He was asked about disagreements in the scientific community over the way to handle the pandemic.
It comes after a number of academics signed the so-called "Great Barrington declaration", which says people less vulnerable to coronavirus should be allowed to return to normal life.
The declaration advocates a herd immunity approach while continuing "focused protection" for those most at risk.
Addressing Holyrood's Covid-19 Committee, Professor Leitch said disagreements within the scientific community are nothing new, but those over Covid-19 are taking place more publicly.

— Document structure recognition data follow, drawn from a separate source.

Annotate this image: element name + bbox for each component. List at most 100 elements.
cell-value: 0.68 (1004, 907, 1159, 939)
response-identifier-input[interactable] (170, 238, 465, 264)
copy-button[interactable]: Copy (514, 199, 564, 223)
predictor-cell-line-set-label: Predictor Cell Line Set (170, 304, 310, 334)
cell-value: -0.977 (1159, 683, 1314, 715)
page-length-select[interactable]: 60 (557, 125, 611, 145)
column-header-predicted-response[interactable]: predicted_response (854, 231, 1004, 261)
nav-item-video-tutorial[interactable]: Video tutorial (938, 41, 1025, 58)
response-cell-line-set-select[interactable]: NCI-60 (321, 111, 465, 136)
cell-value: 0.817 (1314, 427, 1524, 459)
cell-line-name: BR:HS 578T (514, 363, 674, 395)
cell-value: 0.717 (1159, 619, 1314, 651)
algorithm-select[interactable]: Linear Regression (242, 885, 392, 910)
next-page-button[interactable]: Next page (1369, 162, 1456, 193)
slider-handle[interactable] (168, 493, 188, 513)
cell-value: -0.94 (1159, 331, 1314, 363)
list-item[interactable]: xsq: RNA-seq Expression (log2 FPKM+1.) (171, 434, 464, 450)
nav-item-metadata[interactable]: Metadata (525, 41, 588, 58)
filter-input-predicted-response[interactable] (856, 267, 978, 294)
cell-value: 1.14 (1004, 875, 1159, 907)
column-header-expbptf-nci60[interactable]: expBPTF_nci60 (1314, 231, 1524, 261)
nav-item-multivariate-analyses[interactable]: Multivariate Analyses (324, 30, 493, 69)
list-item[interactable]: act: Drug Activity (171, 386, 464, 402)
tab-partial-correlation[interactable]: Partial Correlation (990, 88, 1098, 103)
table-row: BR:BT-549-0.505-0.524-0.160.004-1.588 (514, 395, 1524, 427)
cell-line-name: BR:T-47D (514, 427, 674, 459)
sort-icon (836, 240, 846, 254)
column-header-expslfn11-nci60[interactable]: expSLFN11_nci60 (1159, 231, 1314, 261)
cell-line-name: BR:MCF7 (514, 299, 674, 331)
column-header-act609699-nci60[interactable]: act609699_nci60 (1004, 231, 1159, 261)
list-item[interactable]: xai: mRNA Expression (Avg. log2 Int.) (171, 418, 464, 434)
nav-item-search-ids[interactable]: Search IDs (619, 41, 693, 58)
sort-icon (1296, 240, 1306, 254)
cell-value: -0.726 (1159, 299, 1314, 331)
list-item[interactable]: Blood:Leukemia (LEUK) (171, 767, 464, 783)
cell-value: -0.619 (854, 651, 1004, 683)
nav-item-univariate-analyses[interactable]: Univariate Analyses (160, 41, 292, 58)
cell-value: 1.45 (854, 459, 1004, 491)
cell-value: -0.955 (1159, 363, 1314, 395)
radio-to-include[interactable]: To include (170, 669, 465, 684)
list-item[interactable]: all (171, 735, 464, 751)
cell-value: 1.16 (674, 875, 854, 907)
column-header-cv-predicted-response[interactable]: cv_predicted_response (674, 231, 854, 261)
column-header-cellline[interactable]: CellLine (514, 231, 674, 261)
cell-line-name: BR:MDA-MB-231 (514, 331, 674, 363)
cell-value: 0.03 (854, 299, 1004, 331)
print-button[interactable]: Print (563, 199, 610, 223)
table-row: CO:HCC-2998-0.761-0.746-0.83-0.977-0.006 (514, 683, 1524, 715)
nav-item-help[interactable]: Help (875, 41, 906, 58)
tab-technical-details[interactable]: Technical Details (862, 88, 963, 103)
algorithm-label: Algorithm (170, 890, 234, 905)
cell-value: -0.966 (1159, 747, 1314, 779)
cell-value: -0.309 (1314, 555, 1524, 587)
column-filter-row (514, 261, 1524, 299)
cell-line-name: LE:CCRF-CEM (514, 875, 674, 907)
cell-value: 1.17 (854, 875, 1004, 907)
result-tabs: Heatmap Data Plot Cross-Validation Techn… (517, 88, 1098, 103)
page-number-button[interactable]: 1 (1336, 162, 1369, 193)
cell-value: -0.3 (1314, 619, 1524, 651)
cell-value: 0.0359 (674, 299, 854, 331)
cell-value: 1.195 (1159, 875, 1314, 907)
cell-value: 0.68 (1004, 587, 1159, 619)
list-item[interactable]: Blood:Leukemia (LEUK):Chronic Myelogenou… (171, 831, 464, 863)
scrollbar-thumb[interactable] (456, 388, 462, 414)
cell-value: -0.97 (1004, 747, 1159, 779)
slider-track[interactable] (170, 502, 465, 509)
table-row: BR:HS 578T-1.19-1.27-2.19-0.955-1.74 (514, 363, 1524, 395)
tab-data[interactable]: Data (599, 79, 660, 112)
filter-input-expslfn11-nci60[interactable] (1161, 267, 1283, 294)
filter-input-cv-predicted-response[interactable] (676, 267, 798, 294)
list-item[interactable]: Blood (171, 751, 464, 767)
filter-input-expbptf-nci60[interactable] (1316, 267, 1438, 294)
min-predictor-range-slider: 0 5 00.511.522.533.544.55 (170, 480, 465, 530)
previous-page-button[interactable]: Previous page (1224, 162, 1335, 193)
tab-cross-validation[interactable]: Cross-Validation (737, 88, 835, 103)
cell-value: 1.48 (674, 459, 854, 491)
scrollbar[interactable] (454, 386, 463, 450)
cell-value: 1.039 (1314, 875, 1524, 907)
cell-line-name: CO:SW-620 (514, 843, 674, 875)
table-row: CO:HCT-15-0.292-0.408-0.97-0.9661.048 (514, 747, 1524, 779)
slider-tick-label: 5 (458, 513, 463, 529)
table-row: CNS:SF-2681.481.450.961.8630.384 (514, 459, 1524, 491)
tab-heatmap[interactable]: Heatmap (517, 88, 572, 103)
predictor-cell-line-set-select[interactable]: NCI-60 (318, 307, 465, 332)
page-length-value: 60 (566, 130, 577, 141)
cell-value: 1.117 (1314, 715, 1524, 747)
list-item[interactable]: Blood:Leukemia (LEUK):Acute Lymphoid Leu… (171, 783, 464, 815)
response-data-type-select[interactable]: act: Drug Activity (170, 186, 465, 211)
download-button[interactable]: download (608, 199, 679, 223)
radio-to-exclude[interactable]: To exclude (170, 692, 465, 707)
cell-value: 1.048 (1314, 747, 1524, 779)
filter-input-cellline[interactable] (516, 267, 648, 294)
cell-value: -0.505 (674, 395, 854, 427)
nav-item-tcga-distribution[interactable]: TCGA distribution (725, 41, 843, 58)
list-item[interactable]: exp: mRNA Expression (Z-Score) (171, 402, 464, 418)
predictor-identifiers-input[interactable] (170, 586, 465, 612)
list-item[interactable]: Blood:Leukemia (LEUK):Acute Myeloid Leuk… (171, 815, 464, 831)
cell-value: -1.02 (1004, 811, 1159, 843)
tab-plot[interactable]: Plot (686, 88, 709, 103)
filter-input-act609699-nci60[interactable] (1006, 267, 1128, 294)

In response to a question from the SNP's Shona Robison, he said: "The headline answer is the mainstream scientific advice from around the world is that this virus remains a major threat to global public health and individual lives.
"You will not find a country, a whole country, that has veered from that very much.
"There are nuances, Sweden is often the one quoted to me.
"I said to the chief executive of Swedish healthcare, 'people are telling me you didn't lock down'.
"He said: 'No, no, we locked down, we just have a very compliant population and we didn't have to put it in law.'"
Prof Leitch said scientific disagreement is now playing out "in the public eye".
He added: "I think that's OK, as long as there is balance in the reporting and balance in the messaging and the mainstream public health message is heard.
"I have no difficulty in being held to account for that advice, none at all."
However he said more extreme views, such as saying "face coverings don't work", should be strongly opposed.
He added: "That really, really needs very strong other voices to make sure that that isn't heard by too many people in the country."
Twenty people have died with coronavirus mentioned on the death certificate, which is double the number from last week.
The National Records of Scotland have released the latest Covid statistics showing a marked increase in deaths where the virus was linked.